Description
An American film crew disappears in the Amazon rainforest while filming a documentary about indigenous cannibal tribes. The team consists of Alan Yates, the director; Faye Daniels, his girlfriend and script girl; and two cameramen, Jack Anders and Mark Tomaso. Harold Monroe, an anthropologist at New York University, agrees to lead a rescue mission in hopes of finding the missing filmmakers. In anticipation of his arrival, military personnel stationed in the rainforest conduct a raid on the local Yacumo tribe and take a young male hostage in order to negotiate with the natives. Upon arrival, Monroe is introduced to his guides, Chaco and his assistant, Miguel.
After several days of trekking through the jungle, the rescue team encounters the Yacumo. They arrange the release of their hostage in exchange for being taken to the Yacumo village. Once there, the group is initially greeted with hostility and learns that the filmmakers caused great unrest among the people. The next day, Monroe and his guides head deeper into the rainforest to locate two warring cannibal tribes, the Ya̧nomamö and the Shamatari.
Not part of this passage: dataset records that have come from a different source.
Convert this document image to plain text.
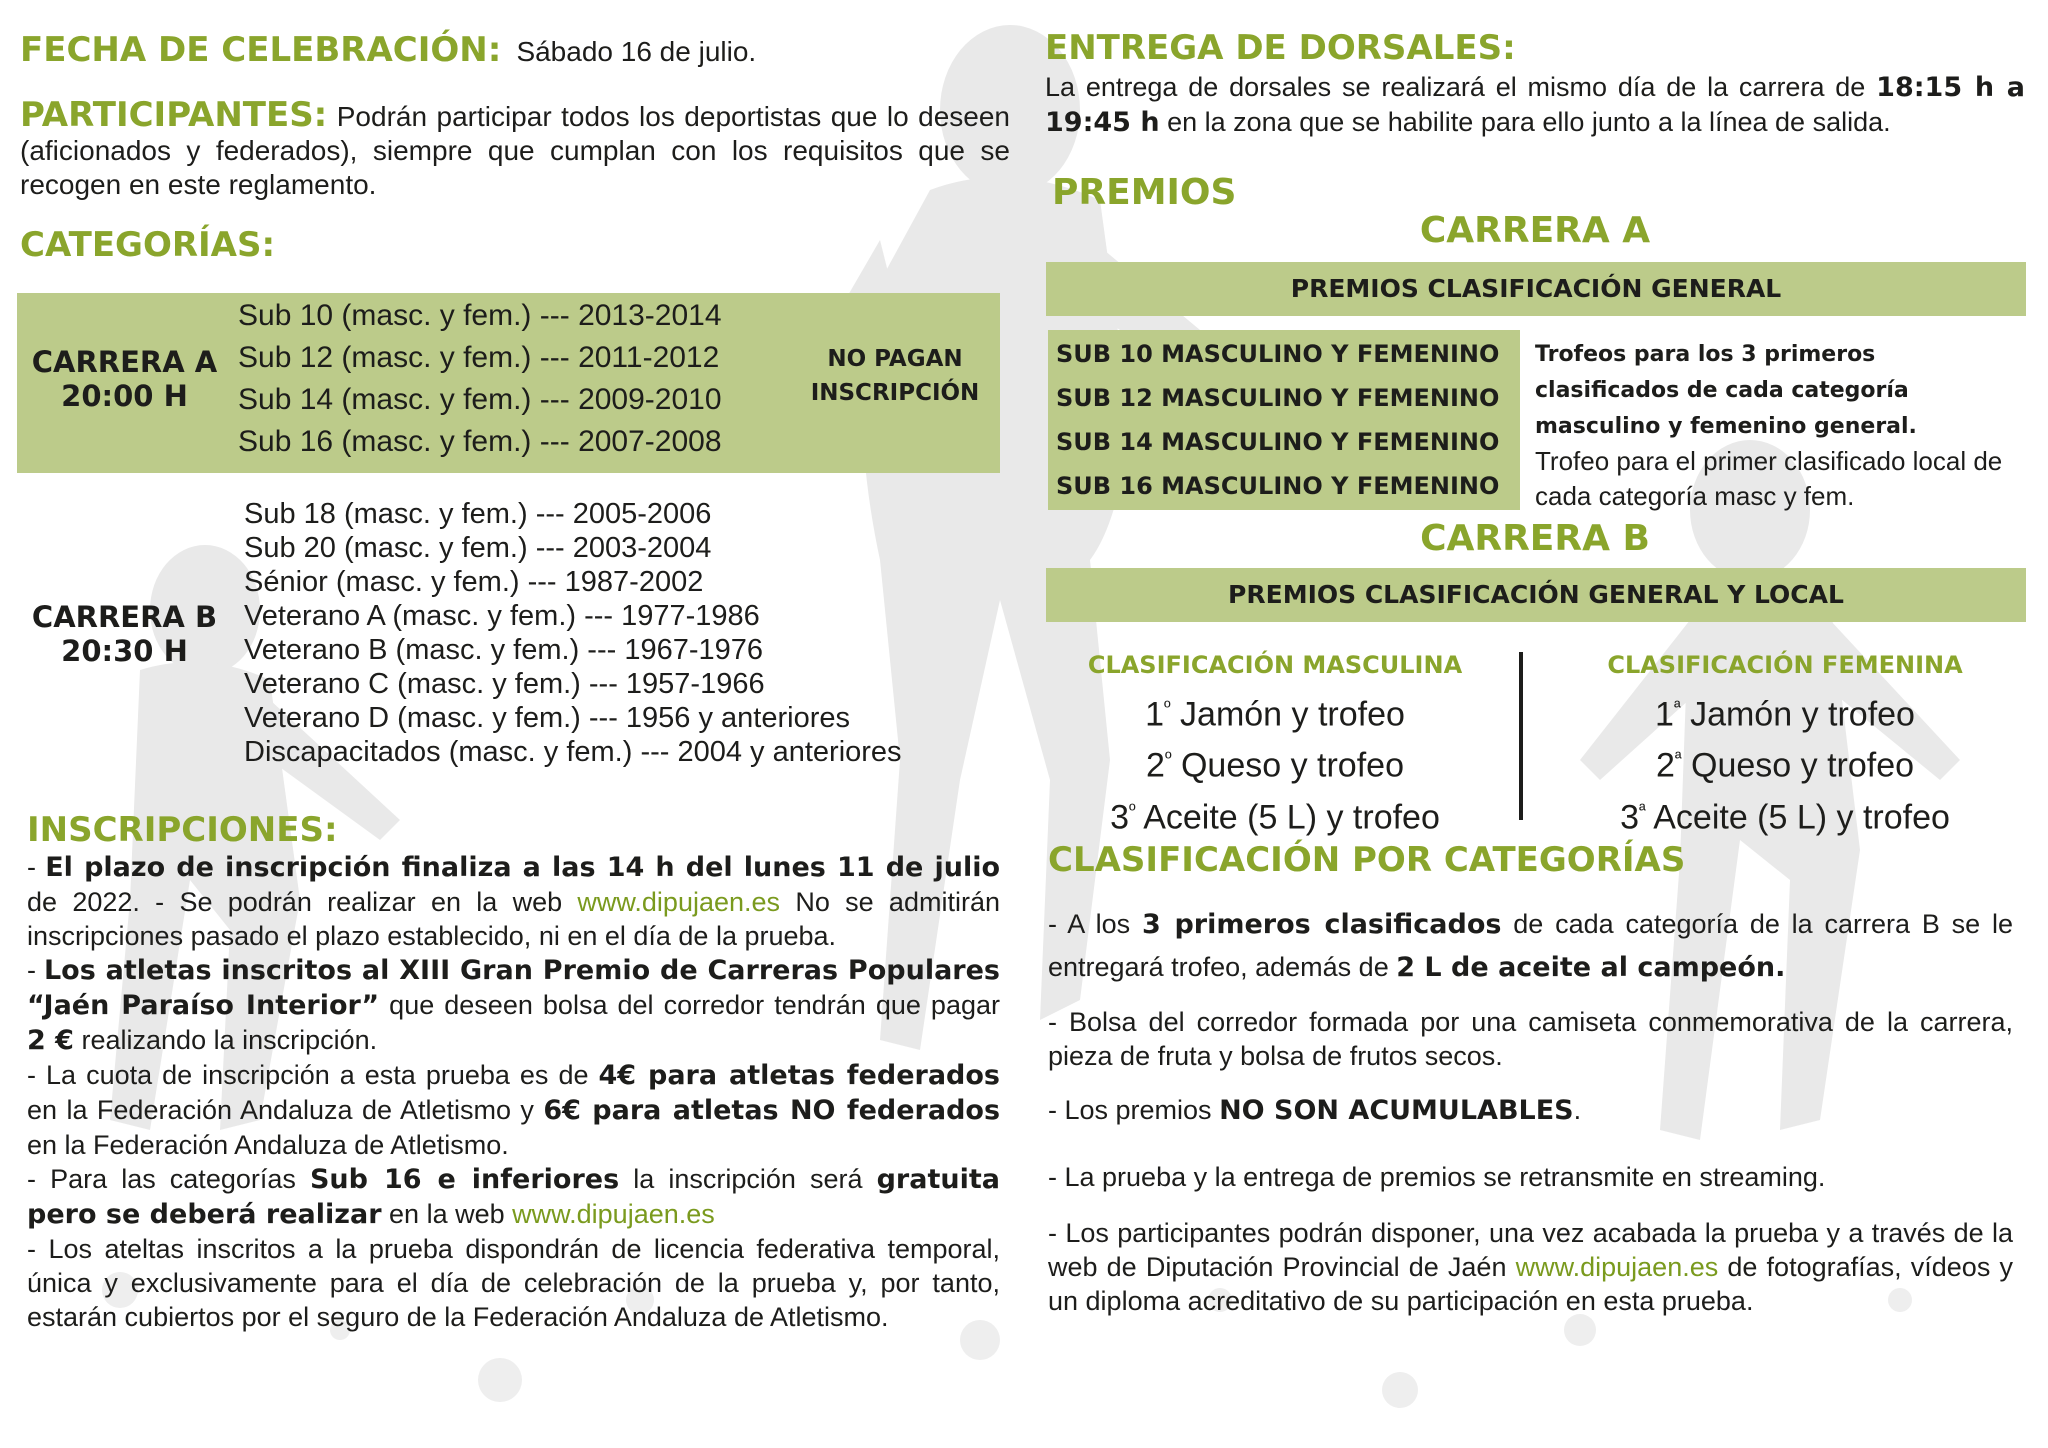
FECHA DE CELEBRACIÓN: Sábado 16 de julio.
PARTICIPANTES: Podrán participar todos los deportistas que lo deseen (aficionados y federados), siempre que cumplan con los requisitos que se recogen en este reglamento.
CATEGORÍAS:
CARRERA A
20:00 H
Sub 10 (masc. y fem.) --- 2013-2014
Sub 12 (masc. y fem.) --- 2011-2012
Sub 14 (masc. y fem.) --- 2009-2010
Sub 16 (masc. y fem.) --- 2007-2008
NO PAGAN
INSCRIPCIÓN
CARRERA B
20:30 H
Sub 18 (masc. y fem.) --- 2005-2006
Sub 20 (masc. y fem.) --- 2003-2004
Sénior (masc. y fem.) --- 1987-2002
Veterano A (masc. y fem.) --- 1977-1986
Veterano B (masc. y fem.) --- 1967-1976
Veterano C (masc. y fem.) --- 1957-1966
Veterano D (masc. y fem.) --- 1956 y anteriores
Discapacitados (masc. y fem.) --- 2004 y anteriores
INSCRIPCIONES:
- El plazo de inscripción finaliza a las 14 h del lunes 11 de julio de 2022. - Se podrán realizar en la web www.dipujaen.es No se admitirán inscripciones pasado el plazo establecido, ni en el día de la prueba.
- Los atletas inscritos al XIII Gran Premio de Carreras Populares “Jaén Paraíso Interior” que deseen bolsa del corredor tendrán que pagar 2 € realizando la inscripción.
- La cuota de inscripción a esta prueba es de 4€ para atletas federados en la Federación Andaluza de Atletismo y 6€ para atletas NO federados en la Federación Andaluza de Atletismo.
- Para las categorías Sub 16 e inferiores la inscripción será gratuita pero se deberá realizar en la web www.dipujaen.es
- Los ateltas inscritos a la prueba dispondrán de licencia federativa temporal, única y exclusivamente para el día de celebración de la prueba y, por tanto, estarán cubiertos por el seguro de la Federación Andaluza de Atletismo.
ENTREGA DE DORSALES:
La entrega de dorsales se realizará el mismo día de la carrera de 18:15 h a 19:45 h en la zona que se habilite para ello junto a la línea de salida.
PREMIOS
CARRERA A
PREMIOS CLASIFICACIÓN GENERAL
SUB 10 MASCULINO Y FEMENINO
SUB 12 MASCULINO Y FEMENINO
SUB 14 MASCULINO Y FEMENINO
SUB 16 MASCULINO Y FEMENINO
Trofeos para los 3 primeros clasificados de cada categoría masculino y femenino general.
Trofeo para el primer clasificado local de cada categoría masc y fem.
CARRERA B
PREMIOS CLASIFICACIÓN GENERAL Y LOCAL
CLASIFICACIÓN MASCULINA
$1^º$ Jamón y trofeo
$2^º$ Queso y trofeo
$3^º$ Aceite (5 L) y trofeo
CLASIFICACIÓN FEMENINA
$1^ª$ Jamón y trofeo
$2^ª$ Queso y trofeo
$3^ª$ Aceite (5 L) y trofeo
CLASIFICACIÓN POR CATEGORÍAS
- A los 3 primeros clasificados de cada categoría de la carrera B se le entregará trofeo, además de 2 L de aceite al campeón.
- Bolsa del corredor formada por una camiseta conmemorativa de la carrera, pieza de fruta y bolsa de frutos secos.
- Los premios NO SON ACUMULABLES.
- La prueba y la entrega de premios se retransmite en streaming.
- Los participantes podrán disponer, una vez acabada la prueba y a través de la web de Diputación Provincial de Jaén www.dipujaen.es de fotografías, vídeos y un diploma acreditativo de su participación en esta prueba.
They encounter a group of Shamatari warriors and follow them to a riverbank, where Monroe\'s team saves a smaller group of Ya̧nomamö from death. The Ya̧nomamö invite the team back to their village in gratitude, but they are still suspicious of the foreigners. To gain their trust, Monroe agrees to bathe naked in a river, where he is joined by a group of Ya̧nomamö women. The women lead Monroe from the river to a shrine, where he discovers the skeletal remains of the filmmakers with their film reels nearby. Shocked by what he sees, he confronts the Ya̧nomamö in the village, during which time he plays music from a tape recorder. The intrigued natives agree to trade it for the filmmakers\' surviving reels of film.
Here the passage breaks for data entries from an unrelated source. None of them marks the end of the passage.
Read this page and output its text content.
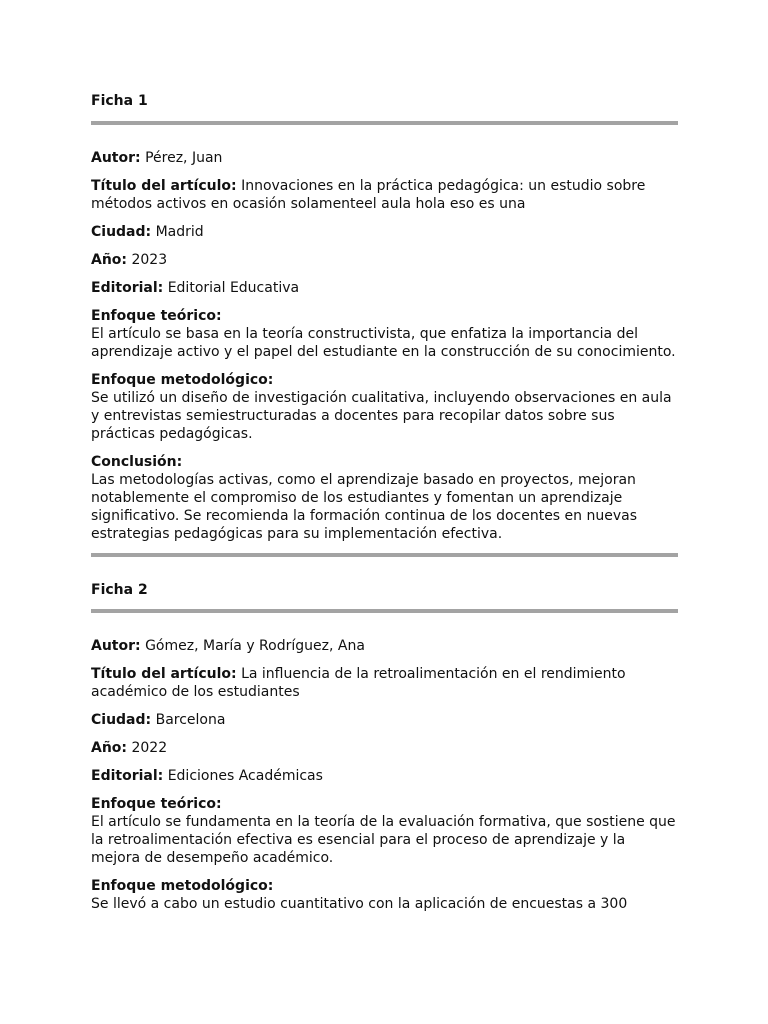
Ficha 1
Autor: Pérez, Juan
Título del artículo: Innovaciones en la práctica pedagógica: un estudio sobre métodos activos en ocasión solamenteel aula hola eso es una
Ciudad: Madrid
Año: 2023
Editorial: Editorial Educativa
Enfoque teórico:
El artículo se basa en la teoría constructivista, que enfatiza la importancia del aprendizaje activo y el papel del estudiante en la construcción de su conocimiento.
Enfoque metodológico:
Se utilizó un diseño de investigación cualitativa, incluyendo observaciones en aula y entrevistas semiestructuradas a docentes para recopilar datos sobre sus prácticas pedagógicas.
Conclusión:
Las metodologías activas, como el aprendizaje basado en proyectos, mejoran notablemente el compromiso de los estudiantes y fomentan un aprendizaje significativo. Se recomienda la formación continua de los docentes en nuevas estrategias pedagógicas para su implementación efectiva.
Ficha 2
Autor: Gómez, María y Rodríguez, Ana
Título del artículo: La influencia de la retroalimentación en el rendimiento académico de los estudiantes
Ciudad: Barcelona
Año: 2022
Editorial: Ediciones Académicas
Enfoque teórico:
El artículo se fundamenta en la teoría de la evaluación formativa, que sostiene que la retroalimentación efectiva es esencial para el proceso de aprendizaje y la mejora de desempeño académico.
Enfoque metodológico:
Se llevó a cabo un estudio cuantitativo con la aplicación de encuestas a 300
Back in New York, executives of the Pan American Broadcasting System invite Monroe to host a broadcast of the documentary to be made from the recovered film, but Monroe insists on viewing the raw footage before making a decision. One of the executives first introduce him to Alan\'s work by showing an excerpt from his previous documentary, The Last Road to Hell, after which she informs Monroe that Alan staged dramatic scenes to get more exciting footage. Monroe then begins to view the recovered footage, which first follows the group\'s trek through the rainforest. After walking for days, their guide, Felipe, is bitten by a venomous snake. The group amputates Felipe\'s leg with a machete to save his life, but he dies and is left behind. Upon locating the Yacumo in a clearing, Jack shoots one in the leg so they can easily follow him to the village. Once they arrive, the crew proceeds to intimidate the tribe before herding the natives into a hut, which they burn down in order to stage a massacre for their film. Monroe expresses apprehension about the staged footage and the treatment of the natives, but his concerns are ignored.
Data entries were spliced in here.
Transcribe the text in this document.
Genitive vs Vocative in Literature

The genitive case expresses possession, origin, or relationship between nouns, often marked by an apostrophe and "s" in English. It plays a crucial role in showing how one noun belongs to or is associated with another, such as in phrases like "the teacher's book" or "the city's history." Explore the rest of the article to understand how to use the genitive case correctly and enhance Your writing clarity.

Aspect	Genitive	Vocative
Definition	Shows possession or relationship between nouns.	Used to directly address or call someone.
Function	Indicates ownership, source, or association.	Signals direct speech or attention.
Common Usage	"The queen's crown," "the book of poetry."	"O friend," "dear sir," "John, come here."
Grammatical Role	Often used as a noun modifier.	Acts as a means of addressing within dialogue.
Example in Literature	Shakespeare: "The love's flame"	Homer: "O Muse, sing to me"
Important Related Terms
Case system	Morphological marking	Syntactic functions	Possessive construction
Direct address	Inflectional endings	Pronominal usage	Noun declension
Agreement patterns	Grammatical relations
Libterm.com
After he finishes viewing the remaining footage, Monroe expresses his disgust toward the station\'s decision to air the documentary. To convince the executives otherwise, he shows them the remaining unedited footage that only he has seen. The final two reels begin with the filmmakers locating a Ya̧nomamö girl, whom the men take turns raping against Faye\'s protests. They later encounter the same girl impaled on a wooden pole by a riverbank, where they claim that the natives killed her for loss of virginity. Shortly afterwards, they are attacked by the Ya̧nomamö tribe as revenge for the girl\'s rape and death. Jack is hit by a spear, and Alan shoots him to prevent his escape. After filming the natives mutilate Jack\'s corpse, the group is cornered, and Faye is captured by the Ya̧nomamö. Alan insists that they attempt to rescue her. Mark continues to film as she is stripped naked, gang-raped, beaten to death, and beheaded. The Ya̧nomamö then locate and kill the last two team members as the camera drops to the ground. Disturbed by what they have seen, the executives order the footage destroyed as Monroe leaves, pondering \"who the real cannibals are\".